Une troisième conséquence de la gérontocroissance est le développement de la solitude. De façon générale, nombre d'unions sont rompues par la mort, ce qui multiplie les situations de veuvage. En outre, les différences d'espérance de vie entre les deux sexes ont pour conséquence que le taux de masculinité des personnes âgées est faible : les veufs sont surtout des veuves. Ce qui nécessite une offre de services sociaux répondant à ces solitudes d'autant que les conditions de logement urbain et l'évolution des structures familiales rendent l'accueil des personnes âgées par les enfants de plus en plus difficile.
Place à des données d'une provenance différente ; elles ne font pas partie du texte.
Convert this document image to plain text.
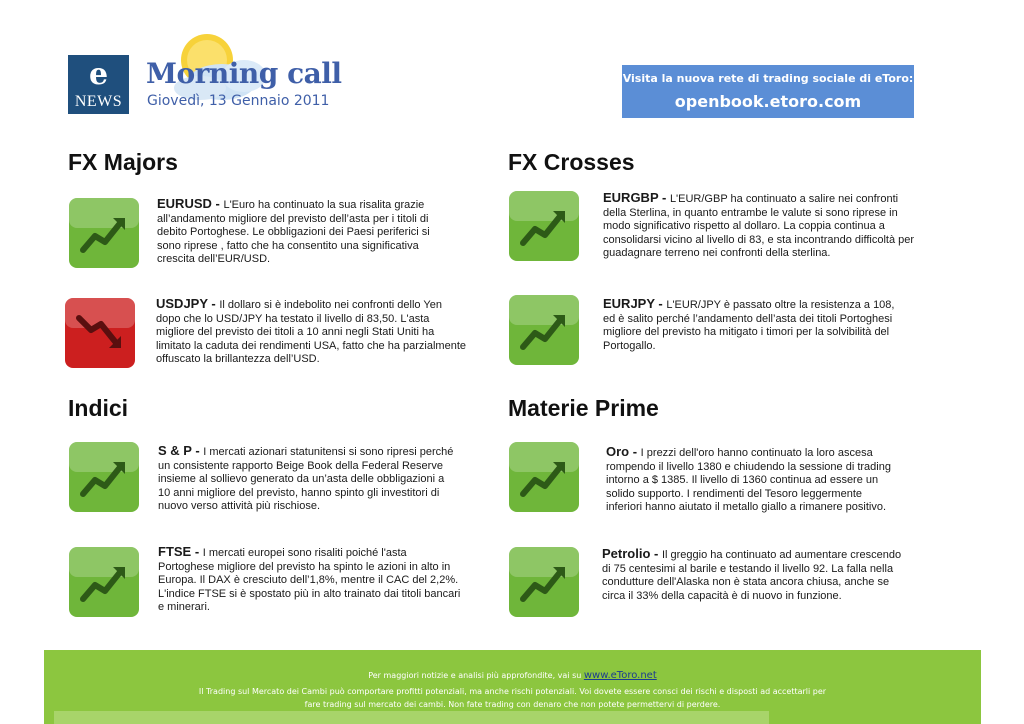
e
NEWS
Morning call
Giovedì, 13 Gennaio 2011
Visita la nuova rete di trading sociale di eToro:
openbook.etoro.com
FX Majors	FX Crosses
Indici	Materie Prime
EURUSD - L'Euro ha continuato la sua risalita grazie all’andamento migliore del previsto dell’asta per i titoli di debito Portoghese. Le obbligazioni dei Paesi periferici si sono riprese , fatto che ha consentito una significativa crescita dell’EUR/USD.
USDJPY - Il dollaro si è indebolito nei confronti dello Yen dopo che lo USD/JPY ha testato il livello di 83,50. L'asta migliore del previsto dei titoli a 10 anni negli Stati Uniti ha limitato la caduta dei rendimenti USA, fatto che ha parzialmente offuscato la brillantezza dell’USD.
EURGBP - L'EUR/GBP ha continuato a salire nei confronti della Sterlina, in quanto entrambe le valute si sono riprese in modo significativo rispetto al dollaro. La coppia continua a consolidarsi vicino al livello di 83, e sta incontrando difficoltà per guadagnare terreno nei confronti della sterlina.
EURJPY - L'EUR/JPY è passato oltre la resistenza a 108, ed è salito perché l’andamento dell’asta dei titoli Portoghesi migliore del previsto ha mitigato i timori per la solvibilità del Portogallo.
S & P - I mercati azionari statunitensi si sono ripresi perché un consistente rapporto Beige Book della Federal Reserve insieme al sollievo generato da un’asta delle obbligazioni a 10 anni migliore del previsto, hanno spinto gli investitori di nuovo verso attività più rischiose.
FTSE - I mercati europei sono risaliti poiché l'asta Portoghese migliore del previsto ha spinto le azioni in alto in Europa. Il DAX è cresciuto dell’1,8%, mentre il CAC del 2,2%. L'indice FTSE si è spostato più in alto trainato dai titoli bancari e minerari.
Oro - I prezzi dell'oro hanno continuato la loro ascesa rompendo il livello 1380 e chiudendo la sessione di trading intorno a $ 1385. Il livello di 1360 continua ad essere un solido supporto. I rendimenti del Tesoro leggermente inferiori hanno aiutato il metallo giallo a rimanere positivo.
Petrolio - Il greggio ha continuato ad aumentare crescendo di 75 centesimi al barile e testando il livello 92. La falla nella condutture dell'Alaska non è stata ancora chiusa, anche se circa il 33% della capacità è di nuovo in funzione.
Per maggiori notizie e analisi più approfondite, vai su www.eToro.net
Il Trading sul Mercato dei Cambi può comportare profitti potenziali, ma anche rischi potenziali. Voi dovete essere consci dei rischi e disposti ad accettarli per
fare trading sul mercato dei cambi. Non fate trading con denaro che non potete permettervi di perdere.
Une quatrième conséquence peut provenir des effets de nombre à l'intérieur des personnes âgées, une gérontocroissance des personnes les plus âgées. En effet, les projections laissent entrevoir une augmentation des personnes les plus âgées, par exemple les 80 ans ou plus, plus importante que l'augmentation des personnes âgées dans leur totalité. Le nombre de personnes âgées de 80 ans ou plus pourrait augmenter dans l'Union européenne de 20 % entre 2000 et 2005, de 12 % entre 2005 et 2010, et de 18,5 % entre 2015 et 2020, soit de 60 % entre 2000 et 2020. De telles données laissent entrevoir une augmentation du nombre des personnes âgées dépendantes puisque les risques de dépendance croissent avec l'âge.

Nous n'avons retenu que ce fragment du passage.